But when I reported to my first practice, I realized that I would no longer breeze to the top of the ranks as I had when I was younger. I couldn’t rely on my talent alone. After two years away from competitive running, my body had changed. It was humiliating to have to walk after only a few miles on easy training runs. I finished dead last in my first cross-country race. I was not only the last on my team; I also had one of the slowest times in the whole league. The first few semesters in college were a long trudge toward getting my fitness back. In the meantime, I found ways to stay engaged and contribute to my team even though I wasn’t competing. When the traveling squad went to New York City for the Ivy League Cross Country Championships, I found my own transportation to the race and went in costume to cheer them on.* I kept showing up, and I’m proud of how I handled myself during those few years. Yes, years. It wasn’t until the winter of my junior year that I contributed my first team point.

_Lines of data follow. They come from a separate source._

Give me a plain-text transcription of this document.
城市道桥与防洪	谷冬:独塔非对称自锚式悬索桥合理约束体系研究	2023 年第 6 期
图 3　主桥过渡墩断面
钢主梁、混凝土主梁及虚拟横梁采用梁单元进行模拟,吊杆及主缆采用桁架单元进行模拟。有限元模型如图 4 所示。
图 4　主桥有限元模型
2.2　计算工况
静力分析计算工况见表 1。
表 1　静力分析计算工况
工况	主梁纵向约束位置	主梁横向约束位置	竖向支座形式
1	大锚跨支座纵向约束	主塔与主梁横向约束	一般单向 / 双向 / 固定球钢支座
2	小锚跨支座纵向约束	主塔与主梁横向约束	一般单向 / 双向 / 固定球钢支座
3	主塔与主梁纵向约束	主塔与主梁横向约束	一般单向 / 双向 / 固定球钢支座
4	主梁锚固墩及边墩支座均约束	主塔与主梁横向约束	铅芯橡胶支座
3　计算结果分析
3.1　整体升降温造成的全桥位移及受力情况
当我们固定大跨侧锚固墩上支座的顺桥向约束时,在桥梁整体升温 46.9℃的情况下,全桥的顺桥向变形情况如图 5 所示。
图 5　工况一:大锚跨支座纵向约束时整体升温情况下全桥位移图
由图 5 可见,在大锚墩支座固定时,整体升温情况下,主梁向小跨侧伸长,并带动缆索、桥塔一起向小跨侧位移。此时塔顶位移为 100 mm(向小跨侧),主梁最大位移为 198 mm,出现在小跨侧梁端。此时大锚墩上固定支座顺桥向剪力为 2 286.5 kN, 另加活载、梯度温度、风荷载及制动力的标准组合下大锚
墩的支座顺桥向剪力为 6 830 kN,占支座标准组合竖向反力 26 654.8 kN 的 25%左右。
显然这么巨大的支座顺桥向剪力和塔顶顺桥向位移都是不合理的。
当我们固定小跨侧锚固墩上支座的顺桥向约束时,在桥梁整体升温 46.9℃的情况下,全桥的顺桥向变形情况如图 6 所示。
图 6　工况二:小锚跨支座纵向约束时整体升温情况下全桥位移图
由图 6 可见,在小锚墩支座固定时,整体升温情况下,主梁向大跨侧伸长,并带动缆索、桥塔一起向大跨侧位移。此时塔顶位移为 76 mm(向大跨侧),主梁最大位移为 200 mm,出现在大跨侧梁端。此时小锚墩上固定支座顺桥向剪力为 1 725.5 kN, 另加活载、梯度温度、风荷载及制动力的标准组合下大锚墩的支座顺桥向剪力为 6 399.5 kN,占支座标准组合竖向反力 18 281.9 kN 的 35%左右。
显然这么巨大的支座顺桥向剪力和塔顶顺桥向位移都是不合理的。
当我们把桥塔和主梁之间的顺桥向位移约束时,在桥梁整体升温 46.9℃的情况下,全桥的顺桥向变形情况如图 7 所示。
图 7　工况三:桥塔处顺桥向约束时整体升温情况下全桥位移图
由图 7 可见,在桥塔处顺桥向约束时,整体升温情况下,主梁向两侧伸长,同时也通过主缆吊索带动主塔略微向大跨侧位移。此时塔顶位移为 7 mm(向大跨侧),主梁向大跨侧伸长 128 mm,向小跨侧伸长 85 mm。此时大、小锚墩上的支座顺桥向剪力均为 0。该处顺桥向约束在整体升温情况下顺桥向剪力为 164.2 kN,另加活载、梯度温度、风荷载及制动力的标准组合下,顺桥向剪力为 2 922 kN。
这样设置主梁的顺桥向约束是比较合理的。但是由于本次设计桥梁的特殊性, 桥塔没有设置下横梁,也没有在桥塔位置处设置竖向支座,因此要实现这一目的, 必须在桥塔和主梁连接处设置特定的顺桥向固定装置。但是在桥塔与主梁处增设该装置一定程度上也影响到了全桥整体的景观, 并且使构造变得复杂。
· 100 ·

Read: What gender inequality looks like in collegiate sports
During this time, I also learned how to fuel my body properly. Food can be a sensitive subject for female distance runners, since we are often pressured to stay thin even as our bodies mature. At Dartmouth, some girls on my team limited their portions by only eating from the palm-sized side-dish bowls in our cafeteria, never actual plates. When I became captain, I instituted a rule that everyone had to eat proper portions off a real plate. During graduate school at the University of Oregon, I had a teammate who ate all her meals with chopsticks, one grain of brown rice at a time. Every school has cases like this (my friend at Brown reported that her coach had a “no booze, no boys, no bagels” policy), and I don’t know exactly what the right answer is for athletes who struggle with weight issues. Each person has an optimal “race weight range”—but for female runners especially, coaches and athletes should consider the athlete’s longevity and durability, not just the numbers on a scale.
By senior year, my six-mile runs became ten-mile runs, and six hours of sleep became nine. I had finally learned what worked for my body, and I competed in an NCAA Track and Field Championship for the first time. By then, the preternaturally talented prepubescent Alexi who placed high in state championship meets was long gone. The new Alexi was made from work, discipline, patience, pain, and lots of sleep. Stepping up to the start line for the first leg of the distance medley relay at the 2012 NCAA Indoor Championships felt like something I had fought for and earned. I even got matching tattoos with my relay teammates because we were so proud. We had set a lofty goal, worked hard, and made it happen.
I am grateful that I had the opportunity to safely and naturally grow a body durable enough to compete not only in college, but also beyond. I’m certain that if I hadn’t gone through puberty naturally and menstruated normally, my body would have broken down after just a few workouts in the professional world.